Granted, it is hard being alone at this time of year. I remember all the parties and dinners that I prepared and attended in years past with very fond feelings. I do miss all of that, but over years, being alone, I have created new, less extravagant things to do.
Limited funds have also "limited" the decorating and besides, any decorations I have are in that darn storage unit over 1000 miles away. But I still try to celebrate my December birthday and the Christmas holidays.
My 70th (gosh I am old) birthday is in a week. I have several fun things in mind, like a trip to the beach if not raining (I might go anyway) a dinner out (since I get coupons from several restaurants), and other things as I think of them.
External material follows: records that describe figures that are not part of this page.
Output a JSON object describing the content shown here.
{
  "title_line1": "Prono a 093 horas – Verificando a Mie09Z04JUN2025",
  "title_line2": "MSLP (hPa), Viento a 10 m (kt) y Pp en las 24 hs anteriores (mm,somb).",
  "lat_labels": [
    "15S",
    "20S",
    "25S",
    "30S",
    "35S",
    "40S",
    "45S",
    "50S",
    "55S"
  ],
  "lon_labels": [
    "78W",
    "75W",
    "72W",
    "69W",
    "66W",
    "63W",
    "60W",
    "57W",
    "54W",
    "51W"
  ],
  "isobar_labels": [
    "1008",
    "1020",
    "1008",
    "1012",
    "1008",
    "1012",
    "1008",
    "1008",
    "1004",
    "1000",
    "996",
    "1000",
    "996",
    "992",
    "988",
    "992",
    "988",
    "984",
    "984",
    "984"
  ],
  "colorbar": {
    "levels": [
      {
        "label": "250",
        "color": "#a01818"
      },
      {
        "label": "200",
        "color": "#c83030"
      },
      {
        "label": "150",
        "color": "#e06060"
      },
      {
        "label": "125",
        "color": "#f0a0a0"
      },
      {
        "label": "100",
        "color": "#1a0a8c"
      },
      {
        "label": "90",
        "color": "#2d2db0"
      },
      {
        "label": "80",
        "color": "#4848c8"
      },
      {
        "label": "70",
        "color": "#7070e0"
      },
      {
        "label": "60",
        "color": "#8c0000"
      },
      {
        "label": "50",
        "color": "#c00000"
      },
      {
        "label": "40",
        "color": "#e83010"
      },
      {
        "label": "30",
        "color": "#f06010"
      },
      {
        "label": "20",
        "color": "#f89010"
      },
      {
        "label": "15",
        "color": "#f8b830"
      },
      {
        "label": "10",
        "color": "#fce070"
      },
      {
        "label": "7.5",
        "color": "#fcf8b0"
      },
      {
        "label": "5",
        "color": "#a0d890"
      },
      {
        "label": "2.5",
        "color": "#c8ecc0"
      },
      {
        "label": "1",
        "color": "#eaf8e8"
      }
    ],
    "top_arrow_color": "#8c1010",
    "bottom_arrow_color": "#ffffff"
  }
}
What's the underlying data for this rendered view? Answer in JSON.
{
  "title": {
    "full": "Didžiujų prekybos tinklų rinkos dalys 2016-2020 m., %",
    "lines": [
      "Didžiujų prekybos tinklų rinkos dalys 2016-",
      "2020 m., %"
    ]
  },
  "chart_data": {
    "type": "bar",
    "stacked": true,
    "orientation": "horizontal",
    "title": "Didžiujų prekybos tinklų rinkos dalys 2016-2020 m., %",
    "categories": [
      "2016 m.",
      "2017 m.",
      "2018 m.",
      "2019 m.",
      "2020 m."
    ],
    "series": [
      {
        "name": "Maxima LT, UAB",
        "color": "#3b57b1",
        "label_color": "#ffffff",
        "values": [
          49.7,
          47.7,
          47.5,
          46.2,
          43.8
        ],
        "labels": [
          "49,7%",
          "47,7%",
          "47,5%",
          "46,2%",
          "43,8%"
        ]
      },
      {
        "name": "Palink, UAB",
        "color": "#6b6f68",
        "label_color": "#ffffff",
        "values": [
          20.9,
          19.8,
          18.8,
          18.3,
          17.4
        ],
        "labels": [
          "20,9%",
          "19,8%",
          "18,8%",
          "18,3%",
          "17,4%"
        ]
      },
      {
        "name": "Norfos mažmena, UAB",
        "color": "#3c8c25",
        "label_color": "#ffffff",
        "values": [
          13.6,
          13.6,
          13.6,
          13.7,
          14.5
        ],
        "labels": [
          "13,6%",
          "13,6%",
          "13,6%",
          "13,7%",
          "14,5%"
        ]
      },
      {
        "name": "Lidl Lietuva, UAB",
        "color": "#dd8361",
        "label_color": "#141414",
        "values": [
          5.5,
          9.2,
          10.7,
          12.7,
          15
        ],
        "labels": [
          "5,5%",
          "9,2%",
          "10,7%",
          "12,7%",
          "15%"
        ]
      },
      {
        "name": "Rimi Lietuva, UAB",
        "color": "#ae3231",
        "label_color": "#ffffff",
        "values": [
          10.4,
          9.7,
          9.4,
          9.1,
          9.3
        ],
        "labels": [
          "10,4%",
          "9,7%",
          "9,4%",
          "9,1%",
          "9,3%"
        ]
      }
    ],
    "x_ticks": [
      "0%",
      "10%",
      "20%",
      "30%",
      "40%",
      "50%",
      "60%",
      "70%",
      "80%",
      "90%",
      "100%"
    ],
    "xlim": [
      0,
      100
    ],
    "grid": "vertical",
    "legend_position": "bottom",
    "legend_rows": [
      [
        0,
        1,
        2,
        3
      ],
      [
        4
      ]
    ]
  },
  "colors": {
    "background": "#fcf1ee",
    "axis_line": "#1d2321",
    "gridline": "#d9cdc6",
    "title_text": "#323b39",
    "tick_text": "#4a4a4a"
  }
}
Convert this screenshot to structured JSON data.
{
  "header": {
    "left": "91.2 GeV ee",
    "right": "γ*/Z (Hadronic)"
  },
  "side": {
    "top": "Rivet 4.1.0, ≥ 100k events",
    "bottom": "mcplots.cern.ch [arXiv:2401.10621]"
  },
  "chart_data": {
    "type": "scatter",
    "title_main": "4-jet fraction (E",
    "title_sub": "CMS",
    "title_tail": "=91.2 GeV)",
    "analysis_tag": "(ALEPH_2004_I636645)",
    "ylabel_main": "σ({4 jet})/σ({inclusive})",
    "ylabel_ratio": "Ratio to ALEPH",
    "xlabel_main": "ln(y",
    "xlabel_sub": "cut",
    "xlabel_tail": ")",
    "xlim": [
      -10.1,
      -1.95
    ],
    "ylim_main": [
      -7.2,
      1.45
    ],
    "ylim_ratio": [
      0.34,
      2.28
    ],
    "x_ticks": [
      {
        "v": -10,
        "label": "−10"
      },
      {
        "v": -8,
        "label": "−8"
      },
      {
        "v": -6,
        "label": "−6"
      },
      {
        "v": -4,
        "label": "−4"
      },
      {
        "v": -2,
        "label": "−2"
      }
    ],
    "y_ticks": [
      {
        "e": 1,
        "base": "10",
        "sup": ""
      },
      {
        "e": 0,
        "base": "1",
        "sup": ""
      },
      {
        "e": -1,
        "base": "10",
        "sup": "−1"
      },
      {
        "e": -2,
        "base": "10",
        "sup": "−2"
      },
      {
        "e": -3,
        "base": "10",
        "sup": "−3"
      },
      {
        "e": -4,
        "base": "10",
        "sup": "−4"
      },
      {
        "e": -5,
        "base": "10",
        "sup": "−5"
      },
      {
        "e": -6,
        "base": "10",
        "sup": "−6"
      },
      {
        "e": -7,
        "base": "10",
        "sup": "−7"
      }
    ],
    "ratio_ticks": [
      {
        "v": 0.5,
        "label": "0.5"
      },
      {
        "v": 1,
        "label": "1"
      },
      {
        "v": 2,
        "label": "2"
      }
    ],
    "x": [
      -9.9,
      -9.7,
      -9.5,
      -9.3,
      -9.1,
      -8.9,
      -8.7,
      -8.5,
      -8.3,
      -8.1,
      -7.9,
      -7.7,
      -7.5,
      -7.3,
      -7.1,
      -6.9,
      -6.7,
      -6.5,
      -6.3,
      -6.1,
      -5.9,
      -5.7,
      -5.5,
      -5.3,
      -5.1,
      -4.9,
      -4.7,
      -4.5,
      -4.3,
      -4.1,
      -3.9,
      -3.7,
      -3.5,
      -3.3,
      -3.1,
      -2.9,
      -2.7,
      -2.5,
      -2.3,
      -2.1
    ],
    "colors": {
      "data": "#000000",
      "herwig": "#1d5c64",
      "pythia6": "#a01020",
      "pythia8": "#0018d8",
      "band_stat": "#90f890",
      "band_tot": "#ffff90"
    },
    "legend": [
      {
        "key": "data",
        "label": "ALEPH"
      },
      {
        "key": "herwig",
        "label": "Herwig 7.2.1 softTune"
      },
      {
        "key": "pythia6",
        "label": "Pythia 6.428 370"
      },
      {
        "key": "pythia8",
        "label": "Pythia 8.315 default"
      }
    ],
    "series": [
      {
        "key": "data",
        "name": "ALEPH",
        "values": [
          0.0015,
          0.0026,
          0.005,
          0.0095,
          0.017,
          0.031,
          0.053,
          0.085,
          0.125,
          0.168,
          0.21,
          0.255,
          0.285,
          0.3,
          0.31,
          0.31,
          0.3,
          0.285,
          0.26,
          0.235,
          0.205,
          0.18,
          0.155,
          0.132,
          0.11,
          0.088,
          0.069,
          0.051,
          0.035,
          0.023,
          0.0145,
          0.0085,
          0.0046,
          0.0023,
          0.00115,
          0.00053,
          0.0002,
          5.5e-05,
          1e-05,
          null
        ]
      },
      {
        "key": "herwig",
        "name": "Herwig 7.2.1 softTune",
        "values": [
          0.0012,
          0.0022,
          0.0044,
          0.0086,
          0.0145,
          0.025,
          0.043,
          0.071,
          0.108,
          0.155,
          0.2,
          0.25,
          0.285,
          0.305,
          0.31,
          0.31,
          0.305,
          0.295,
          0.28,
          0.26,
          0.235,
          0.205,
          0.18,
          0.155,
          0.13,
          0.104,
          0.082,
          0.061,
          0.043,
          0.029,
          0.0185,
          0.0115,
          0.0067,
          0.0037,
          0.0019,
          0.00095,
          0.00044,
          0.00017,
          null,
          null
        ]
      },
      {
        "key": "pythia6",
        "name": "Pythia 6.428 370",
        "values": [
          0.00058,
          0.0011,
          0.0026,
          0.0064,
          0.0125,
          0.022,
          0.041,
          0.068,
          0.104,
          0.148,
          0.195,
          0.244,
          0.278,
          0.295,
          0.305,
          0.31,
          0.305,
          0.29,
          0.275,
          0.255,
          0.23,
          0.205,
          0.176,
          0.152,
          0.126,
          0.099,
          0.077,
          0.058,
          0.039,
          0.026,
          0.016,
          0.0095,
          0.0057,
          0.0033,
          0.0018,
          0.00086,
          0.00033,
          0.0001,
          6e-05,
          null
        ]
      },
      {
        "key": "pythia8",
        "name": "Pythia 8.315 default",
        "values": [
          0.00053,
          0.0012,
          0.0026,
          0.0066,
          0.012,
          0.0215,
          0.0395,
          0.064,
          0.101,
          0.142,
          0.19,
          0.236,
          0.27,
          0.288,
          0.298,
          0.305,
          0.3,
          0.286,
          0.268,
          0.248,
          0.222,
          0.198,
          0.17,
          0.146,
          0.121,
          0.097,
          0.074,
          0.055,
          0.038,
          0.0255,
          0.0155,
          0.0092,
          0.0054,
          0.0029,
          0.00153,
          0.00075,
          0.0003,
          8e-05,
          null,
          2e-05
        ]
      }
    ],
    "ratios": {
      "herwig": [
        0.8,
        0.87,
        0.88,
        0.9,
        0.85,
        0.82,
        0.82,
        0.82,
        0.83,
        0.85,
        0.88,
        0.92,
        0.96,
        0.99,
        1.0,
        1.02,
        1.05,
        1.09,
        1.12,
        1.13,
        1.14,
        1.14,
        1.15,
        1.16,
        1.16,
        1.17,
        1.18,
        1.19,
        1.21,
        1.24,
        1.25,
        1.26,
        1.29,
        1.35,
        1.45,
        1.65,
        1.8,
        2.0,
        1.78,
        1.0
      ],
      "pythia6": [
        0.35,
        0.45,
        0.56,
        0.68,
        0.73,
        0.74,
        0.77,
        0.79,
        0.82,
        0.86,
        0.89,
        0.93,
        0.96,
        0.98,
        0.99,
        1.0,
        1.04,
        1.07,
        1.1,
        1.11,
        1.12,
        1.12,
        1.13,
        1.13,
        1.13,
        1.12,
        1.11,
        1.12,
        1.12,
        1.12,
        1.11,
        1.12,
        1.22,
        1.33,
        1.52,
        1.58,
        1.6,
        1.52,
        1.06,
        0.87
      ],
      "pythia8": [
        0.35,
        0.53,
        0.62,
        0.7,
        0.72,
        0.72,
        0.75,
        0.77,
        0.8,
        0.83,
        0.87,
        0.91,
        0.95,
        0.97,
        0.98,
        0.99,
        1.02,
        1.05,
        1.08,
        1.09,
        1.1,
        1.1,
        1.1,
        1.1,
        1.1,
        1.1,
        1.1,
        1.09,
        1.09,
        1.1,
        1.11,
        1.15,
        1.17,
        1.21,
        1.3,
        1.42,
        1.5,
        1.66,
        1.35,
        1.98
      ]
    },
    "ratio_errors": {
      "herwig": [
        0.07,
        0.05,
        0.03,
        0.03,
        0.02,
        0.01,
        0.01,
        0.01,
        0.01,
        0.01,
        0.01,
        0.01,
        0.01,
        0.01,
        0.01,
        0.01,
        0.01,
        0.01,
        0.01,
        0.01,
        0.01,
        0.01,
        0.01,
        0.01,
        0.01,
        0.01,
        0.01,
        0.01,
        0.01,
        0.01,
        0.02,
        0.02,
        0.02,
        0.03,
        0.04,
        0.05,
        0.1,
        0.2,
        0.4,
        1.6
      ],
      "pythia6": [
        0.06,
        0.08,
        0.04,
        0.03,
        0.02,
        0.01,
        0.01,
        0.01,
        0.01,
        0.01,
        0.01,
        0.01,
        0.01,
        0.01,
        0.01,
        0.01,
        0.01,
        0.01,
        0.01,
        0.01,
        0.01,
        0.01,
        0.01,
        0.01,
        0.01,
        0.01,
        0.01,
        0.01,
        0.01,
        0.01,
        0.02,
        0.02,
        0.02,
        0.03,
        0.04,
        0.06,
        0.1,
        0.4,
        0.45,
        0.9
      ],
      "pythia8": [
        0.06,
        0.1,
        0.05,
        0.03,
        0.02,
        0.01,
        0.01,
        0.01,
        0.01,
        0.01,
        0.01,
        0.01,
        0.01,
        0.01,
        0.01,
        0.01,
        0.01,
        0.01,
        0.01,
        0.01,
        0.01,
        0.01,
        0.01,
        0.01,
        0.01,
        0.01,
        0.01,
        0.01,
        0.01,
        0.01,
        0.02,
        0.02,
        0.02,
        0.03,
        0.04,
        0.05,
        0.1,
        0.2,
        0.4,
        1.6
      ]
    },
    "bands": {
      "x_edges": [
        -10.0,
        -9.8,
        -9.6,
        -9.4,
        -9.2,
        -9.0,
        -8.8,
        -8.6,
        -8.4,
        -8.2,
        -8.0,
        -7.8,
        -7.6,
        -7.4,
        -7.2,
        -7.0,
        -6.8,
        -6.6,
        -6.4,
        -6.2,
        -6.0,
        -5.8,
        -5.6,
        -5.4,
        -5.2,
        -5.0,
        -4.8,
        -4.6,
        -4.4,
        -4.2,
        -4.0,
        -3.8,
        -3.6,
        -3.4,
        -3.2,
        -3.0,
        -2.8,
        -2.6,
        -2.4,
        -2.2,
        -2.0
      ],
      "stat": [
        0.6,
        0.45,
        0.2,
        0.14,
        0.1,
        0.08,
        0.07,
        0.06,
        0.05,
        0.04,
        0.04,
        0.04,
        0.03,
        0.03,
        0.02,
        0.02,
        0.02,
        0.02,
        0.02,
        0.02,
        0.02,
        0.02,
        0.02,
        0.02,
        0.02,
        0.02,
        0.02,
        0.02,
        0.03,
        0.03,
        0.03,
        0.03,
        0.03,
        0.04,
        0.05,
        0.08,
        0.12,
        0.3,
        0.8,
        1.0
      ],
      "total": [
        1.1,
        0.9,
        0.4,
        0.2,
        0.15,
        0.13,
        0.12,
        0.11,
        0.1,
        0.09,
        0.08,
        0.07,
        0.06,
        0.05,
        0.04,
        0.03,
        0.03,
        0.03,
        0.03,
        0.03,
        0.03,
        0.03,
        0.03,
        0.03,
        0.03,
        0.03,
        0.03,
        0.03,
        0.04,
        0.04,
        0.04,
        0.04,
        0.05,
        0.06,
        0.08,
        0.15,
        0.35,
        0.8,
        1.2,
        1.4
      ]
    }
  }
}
It is not easy being alone and far away from the other life I had and my close friends. Maybe next year I can move closer to those friends and partake of their holiday fun. However, until I can manage that, I will "make do" with what I have.
I have my little old Pekinese still with me, I have beautiful warm, sunny weather here in Florida, and I have neighbors to talk to. I can opt to be alone or I can go out and find things to do. It is nice to have those options, at this age.
I can still walk (although with a cane) and I still have a car that I can drive. So many don't have these things. I am grateful for them. They give me freedom and choices. What more could I want than that?
So guess I am ready for the holidays. Let the fun begin.